If you have a wide variety of karting equipment in your area, and you are willing to risk being different, you could set up classes based upon lap times rather than by engine and weight class. You qualify all your karts, then group them into classes based upon similar qualifying times.
Some might sandbag during qualifying in order to gain an advantage in the races. You can combat this by having your best payouts in the fastest classes, and by timing leaders during races. You’ll need to decide how much speed gain is acceptable throughout the night, and black flag karts that exceed that – they are moved to start at the tail of the next fastest class (class order is from slowest to fastest).

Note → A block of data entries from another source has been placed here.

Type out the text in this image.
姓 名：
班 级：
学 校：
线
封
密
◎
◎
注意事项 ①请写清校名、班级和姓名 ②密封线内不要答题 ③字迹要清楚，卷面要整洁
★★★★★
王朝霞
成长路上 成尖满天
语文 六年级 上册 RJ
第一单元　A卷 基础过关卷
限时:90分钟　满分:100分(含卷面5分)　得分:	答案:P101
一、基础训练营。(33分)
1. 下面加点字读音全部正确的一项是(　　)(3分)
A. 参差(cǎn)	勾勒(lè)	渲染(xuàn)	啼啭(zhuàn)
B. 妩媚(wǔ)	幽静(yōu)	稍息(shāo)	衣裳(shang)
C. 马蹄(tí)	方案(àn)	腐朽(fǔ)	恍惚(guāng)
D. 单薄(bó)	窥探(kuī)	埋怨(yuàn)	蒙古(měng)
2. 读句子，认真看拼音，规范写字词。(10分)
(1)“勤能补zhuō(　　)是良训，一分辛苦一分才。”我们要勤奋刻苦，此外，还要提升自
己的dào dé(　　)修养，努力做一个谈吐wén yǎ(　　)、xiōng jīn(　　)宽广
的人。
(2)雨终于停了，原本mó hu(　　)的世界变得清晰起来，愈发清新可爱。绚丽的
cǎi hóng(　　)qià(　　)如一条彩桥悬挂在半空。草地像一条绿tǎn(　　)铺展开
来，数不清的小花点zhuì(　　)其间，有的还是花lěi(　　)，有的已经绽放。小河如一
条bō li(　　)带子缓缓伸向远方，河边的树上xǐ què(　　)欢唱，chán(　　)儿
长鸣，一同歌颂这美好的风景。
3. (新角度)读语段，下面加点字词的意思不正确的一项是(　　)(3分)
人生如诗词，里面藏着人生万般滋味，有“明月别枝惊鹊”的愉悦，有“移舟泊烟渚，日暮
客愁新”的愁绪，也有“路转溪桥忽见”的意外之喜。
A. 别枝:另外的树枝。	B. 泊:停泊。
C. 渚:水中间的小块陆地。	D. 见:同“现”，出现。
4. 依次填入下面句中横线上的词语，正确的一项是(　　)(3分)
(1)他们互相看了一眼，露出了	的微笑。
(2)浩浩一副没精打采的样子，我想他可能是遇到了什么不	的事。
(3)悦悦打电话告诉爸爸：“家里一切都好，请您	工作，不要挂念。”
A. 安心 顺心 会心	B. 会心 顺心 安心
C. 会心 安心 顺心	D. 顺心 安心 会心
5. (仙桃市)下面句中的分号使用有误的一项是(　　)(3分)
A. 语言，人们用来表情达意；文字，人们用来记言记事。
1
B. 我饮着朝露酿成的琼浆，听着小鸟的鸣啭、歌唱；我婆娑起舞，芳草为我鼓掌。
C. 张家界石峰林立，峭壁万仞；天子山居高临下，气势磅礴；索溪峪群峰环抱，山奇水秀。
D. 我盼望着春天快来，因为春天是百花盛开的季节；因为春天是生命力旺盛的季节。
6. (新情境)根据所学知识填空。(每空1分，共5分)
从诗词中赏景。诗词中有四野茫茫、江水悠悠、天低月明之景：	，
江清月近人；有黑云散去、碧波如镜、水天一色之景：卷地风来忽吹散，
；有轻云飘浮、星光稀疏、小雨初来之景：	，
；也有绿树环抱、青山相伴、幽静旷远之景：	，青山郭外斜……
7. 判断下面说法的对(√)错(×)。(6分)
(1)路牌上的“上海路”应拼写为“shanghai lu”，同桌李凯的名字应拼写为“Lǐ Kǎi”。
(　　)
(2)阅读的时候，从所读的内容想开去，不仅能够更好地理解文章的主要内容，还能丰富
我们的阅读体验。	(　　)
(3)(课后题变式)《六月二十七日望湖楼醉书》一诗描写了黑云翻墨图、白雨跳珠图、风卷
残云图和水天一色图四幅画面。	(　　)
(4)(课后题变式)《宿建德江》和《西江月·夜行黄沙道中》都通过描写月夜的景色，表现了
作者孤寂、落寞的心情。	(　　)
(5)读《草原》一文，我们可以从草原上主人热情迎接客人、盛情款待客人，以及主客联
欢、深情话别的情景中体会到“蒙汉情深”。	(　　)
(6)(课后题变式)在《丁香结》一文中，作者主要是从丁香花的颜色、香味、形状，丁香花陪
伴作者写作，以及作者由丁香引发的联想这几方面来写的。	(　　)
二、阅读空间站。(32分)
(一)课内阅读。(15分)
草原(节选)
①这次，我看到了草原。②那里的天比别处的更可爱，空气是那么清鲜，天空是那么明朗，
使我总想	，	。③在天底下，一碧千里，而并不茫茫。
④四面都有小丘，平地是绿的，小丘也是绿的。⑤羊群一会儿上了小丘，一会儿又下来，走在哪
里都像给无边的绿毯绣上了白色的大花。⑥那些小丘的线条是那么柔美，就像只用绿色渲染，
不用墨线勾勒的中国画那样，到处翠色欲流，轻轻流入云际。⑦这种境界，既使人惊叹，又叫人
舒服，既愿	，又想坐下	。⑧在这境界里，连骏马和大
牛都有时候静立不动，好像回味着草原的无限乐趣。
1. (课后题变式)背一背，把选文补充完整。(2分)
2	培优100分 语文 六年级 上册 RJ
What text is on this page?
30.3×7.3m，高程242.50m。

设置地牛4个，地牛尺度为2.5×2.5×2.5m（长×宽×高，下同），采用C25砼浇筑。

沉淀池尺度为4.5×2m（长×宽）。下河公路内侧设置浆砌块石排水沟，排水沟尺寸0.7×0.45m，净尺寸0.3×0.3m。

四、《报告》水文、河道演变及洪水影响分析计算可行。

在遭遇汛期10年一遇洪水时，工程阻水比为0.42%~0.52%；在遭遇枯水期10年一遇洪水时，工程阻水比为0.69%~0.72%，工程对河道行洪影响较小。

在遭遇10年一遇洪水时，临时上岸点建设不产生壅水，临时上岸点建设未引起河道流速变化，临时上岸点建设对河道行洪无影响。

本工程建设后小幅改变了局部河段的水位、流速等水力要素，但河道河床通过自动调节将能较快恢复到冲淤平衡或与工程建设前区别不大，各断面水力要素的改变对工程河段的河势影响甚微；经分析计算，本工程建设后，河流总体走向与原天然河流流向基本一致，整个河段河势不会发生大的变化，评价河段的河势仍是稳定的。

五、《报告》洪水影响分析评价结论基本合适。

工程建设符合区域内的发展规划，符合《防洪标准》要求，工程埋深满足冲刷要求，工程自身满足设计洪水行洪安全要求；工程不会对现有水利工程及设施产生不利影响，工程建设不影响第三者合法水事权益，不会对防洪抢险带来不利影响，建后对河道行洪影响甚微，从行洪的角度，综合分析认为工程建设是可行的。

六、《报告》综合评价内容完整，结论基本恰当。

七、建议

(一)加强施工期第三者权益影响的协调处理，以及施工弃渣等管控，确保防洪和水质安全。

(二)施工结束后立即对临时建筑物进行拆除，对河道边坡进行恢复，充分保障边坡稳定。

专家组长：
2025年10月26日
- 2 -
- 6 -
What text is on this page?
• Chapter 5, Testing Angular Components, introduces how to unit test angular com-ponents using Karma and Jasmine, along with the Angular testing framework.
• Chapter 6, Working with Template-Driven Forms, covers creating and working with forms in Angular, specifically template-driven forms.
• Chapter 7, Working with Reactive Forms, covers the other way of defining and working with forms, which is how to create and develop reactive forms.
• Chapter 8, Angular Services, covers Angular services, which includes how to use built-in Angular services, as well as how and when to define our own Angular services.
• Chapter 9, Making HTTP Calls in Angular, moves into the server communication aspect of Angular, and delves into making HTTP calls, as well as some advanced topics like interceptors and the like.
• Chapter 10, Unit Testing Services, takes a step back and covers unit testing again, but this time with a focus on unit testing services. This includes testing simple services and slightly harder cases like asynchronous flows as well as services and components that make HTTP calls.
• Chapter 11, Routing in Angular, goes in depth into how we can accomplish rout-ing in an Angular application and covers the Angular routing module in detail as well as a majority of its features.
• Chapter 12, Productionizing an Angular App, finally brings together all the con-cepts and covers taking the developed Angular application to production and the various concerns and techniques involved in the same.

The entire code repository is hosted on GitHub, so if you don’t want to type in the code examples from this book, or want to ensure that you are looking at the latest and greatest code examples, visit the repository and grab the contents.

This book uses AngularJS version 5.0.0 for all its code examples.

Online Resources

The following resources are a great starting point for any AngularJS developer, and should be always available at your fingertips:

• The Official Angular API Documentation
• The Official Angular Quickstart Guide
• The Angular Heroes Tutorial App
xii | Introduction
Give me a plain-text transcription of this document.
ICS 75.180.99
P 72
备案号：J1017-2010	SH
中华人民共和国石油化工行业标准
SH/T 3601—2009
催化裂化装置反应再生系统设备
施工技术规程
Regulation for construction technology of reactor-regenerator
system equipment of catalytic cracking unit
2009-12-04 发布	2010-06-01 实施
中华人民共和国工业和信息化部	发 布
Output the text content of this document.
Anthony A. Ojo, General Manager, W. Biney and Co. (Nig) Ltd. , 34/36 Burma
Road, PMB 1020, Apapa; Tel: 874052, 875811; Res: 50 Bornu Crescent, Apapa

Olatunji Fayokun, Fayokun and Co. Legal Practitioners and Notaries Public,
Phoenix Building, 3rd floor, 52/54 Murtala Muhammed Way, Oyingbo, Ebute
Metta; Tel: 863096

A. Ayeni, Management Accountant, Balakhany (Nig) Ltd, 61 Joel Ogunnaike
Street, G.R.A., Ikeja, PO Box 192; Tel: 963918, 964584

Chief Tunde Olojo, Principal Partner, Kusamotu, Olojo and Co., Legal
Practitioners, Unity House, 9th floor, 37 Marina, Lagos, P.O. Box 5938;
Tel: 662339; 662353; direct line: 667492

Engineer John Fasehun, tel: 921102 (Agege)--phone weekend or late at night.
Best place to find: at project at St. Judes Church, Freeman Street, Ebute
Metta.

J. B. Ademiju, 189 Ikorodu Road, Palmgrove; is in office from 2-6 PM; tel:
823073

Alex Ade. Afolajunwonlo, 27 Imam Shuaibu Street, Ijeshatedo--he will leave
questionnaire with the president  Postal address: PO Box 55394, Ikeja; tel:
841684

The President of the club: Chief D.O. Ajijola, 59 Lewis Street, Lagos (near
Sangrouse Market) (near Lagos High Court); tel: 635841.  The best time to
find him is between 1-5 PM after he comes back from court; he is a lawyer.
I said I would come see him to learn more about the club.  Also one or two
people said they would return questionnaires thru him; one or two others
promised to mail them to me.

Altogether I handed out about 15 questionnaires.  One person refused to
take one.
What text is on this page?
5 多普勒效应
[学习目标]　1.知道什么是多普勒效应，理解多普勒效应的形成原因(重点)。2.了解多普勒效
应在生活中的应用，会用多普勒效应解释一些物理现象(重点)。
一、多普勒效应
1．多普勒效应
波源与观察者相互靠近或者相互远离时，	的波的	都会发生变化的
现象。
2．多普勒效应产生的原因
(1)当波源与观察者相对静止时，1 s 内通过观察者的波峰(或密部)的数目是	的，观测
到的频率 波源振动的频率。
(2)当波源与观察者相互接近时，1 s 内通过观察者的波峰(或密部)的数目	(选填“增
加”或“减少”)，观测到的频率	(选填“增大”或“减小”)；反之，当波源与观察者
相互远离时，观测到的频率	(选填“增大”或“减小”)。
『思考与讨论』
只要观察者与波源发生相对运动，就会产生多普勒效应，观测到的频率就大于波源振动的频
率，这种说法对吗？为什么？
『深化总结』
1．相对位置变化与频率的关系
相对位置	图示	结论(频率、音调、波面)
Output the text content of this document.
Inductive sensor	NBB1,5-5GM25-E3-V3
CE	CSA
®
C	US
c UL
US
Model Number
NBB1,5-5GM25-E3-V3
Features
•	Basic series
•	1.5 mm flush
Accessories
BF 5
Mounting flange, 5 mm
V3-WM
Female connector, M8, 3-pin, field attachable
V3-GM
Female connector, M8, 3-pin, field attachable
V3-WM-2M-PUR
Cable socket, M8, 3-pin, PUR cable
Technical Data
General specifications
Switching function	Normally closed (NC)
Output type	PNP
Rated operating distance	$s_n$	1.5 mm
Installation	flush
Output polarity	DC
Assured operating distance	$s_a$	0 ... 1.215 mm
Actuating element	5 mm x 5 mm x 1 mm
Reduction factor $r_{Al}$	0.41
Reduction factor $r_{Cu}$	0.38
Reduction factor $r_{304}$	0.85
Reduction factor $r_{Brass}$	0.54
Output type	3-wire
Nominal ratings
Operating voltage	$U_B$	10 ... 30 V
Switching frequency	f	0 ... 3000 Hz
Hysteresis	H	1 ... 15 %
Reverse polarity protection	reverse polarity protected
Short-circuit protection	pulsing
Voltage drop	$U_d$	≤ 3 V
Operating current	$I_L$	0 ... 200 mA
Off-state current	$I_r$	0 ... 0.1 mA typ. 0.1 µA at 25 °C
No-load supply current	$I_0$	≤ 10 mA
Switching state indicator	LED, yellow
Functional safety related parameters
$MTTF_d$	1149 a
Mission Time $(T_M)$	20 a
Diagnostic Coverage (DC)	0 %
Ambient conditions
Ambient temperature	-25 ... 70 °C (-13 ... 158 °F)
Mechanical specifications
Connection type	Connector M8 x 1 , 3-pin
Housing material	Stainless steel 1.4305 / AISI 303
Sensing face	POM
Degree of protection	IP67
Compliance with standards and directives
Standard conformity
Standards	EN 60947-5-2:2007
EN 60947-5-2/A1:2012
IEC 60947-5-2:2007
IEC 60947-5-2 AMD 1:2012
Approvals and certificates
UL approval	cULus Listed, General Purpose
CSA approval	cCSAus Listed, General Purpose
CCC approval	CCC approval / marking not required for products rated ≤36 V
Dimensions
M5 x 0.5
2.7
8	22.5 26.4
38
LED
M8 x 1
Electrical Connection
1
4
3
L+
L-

Advantages: every safe kart that shows can race, no engine protests or tech or weighing or fuel tests, and generally low budget or low experience teams don’t end up having to race against the hot dogs (which helps encourage them to come back).
Drawbacks: the anti-sandbagging efforts, teams can’t enter multiple drivers using the same kart in different weight classes, and you could still end up with a lot of specialized classes due to kid class rules (different restrictor plates and ages), cannot run kids with adults, and because you can’t run flat karts and caged karts together.
In the end you will probably have to cater to the most popular engine / chassis / weight classes in your area, and use the same class structure and rules that other tracks in your area use. But lap time classes might create your own niche and draw teams that don’t fit into what those other tracks are doing.